⑩質が悪い
戦いは既に一時間にも及んでいる。
その場から動かなくとも、敵の動きを常に把握し、想像力を全力回転させ、その都度技を発動させていく。相田は体力だけでなく、精神力もかなり消費していた。
「………生きているか? フォーネ」
顎から落ちそうになった汗を手の甲で拭い、呼吸を整えつつ、相田が尋ねる。
「はい。まだ大丈夫です!」
弟子の方が、体力に分があった。
既に中央広場に、石畳の色が残っている場所はない。怪物達の死骸も優に千は越えていた。
「へぇ、凄いね。まだ生きてるよ」
北の焼け落ちた大通りから、手を叩きながら少年が姿を現す。
勇者の証である孔雀緑の鎧を纏い、白銀の剣を腰に掲げた少年だった。
「………出たな。勇者モドキが」
相田が背筋を伸ばし、少年の前に立ちはだかる。
「はいはい。レベル0の偽魔王に言われても、痛くも痒くもないや」
目を細め、アインは初対面であるフォーネの強さを測ろうとした。
「そっちはそっちで、既に死にぞこない。いや、もう死んでいると言ってもいいかもね。何だよ、これじゃぁ、全然盛り上がらないじゃないか」
期待していたゲームが思った以上に面白くなかったかのように、アインは残念そうに肩をすくめる。

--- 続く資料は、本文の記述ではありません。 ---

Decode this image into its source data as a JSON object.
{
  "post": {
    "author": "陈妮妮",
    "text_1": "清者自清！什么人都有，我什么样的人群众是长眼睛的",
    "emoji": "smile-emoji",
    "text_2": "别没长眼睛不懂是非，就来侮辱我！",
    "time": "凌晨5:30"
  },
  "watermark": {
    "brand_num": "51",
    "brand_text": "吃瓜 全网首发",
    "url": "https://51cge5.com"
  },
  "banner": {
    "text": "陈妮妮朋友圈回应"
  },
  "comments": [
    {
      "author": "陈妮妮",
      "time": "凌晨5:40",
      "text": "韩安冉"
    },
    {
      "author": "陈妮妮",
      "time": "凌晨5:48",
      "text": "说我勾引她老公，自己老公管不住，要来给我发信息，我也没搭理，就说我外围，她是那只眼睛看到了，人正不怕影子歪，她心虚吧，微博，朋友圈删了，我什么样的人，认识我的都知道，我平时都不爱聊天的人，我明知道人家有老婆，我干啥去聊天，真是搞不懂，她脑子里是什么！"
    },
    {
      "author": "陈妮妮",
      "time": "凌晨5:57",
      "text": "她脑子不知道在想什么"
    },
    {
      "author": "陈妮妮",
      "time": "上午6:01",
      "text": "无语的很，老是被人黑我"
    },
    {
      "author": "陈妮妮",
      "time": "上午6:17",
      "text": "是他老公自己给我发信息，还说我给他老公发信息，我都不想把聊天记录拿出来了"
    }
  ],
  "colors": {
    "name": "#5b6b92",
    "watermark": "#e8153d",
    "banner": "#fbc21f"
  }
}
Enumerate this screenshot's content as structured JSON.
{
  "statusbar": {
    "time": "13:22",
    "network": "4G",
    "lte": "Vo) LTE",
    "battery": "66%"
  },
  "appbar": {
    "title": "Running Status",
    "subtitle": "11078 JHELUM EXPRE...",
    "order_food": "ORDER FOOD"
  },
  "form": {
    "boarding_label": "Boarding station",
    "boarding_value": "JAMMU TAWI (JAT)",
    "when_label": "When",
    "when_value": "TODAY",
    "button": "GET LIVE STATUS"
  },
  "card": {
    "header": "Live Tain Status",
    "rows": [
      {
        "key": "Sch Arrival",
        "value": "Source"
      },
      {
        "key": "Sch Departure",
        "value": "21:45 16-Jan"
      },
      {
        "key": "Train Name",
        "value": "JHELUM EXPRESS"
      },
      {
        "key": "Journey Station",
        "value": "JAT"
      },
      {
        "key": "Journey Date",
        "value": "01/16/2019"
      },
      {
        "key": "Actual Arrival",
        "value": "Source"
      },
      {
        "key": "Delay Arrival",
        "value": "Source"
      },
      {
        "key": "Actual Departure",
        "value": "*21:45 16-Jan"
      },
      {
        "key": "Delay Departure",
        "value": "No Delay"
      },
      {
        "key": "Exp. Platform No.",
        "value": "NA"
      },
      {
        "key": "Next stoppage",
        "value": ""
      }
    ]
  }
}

「自分で勝手に期待しておいて、随分と都合の良い事だな? 心配するな。ここは、お前が思っている程、優しい世界じゃない。失敗しても、やり直しは効かないからな」
間違いない。
会話を続けようとする相田は、確信をもって目の前の事実と向き合った。
アインはこの世界の住人ではない。彼は自分と同じ時代と言い切れないものの、今の世界より、より地球に近い文明を知っている。
「大丈夫、何たって僕が来たからね」
にこやかに白銀の剣を抜き、自分自身の解説に力を込める。
「僕は世界に選ばれたんだ。勇者なんだよ………知ってる? 勇者は魔王を倒せるんだ」
「ほぉ、そいつぁ凄い。じゃぁ、勇者は誰に倒されるんだ? あぁ、民衆か。成程、中々に笑えない末路じゃないか」
異世界に転生し、不相応な能力を得た人間は、遅かれ早かれこうなるのだろうという見本だと相田は感じ取った。物語の多くに登場する主人公達の多くは、能力を与えられても、自分の性格を維持したまま物語が進んでいくが、それは元の世界で発揮できなかっただけで、元々能力に見合うだけの器があったのである。
裏を返せば、身の丈に合わない人間が大した努力もせずに能力を持っても不幸になるだけである。そしてその不幸は、自分だけでなく周囲を巻き込む爆弾と化する。
「まったく。唯々、質が悪いだけだっつぅの」
決して自分が優秀な人間とは思っていないが、それでも目の前の人間より遥かにマシな位置にいる。そして、本当に駄目な奴は、何処の世界に足を踏み入れても変わらない。それは、相田が生まれてこの方、波風を立たせないようにとあらゆる人間関係を客観的に見てきた事によって得た人生観であった。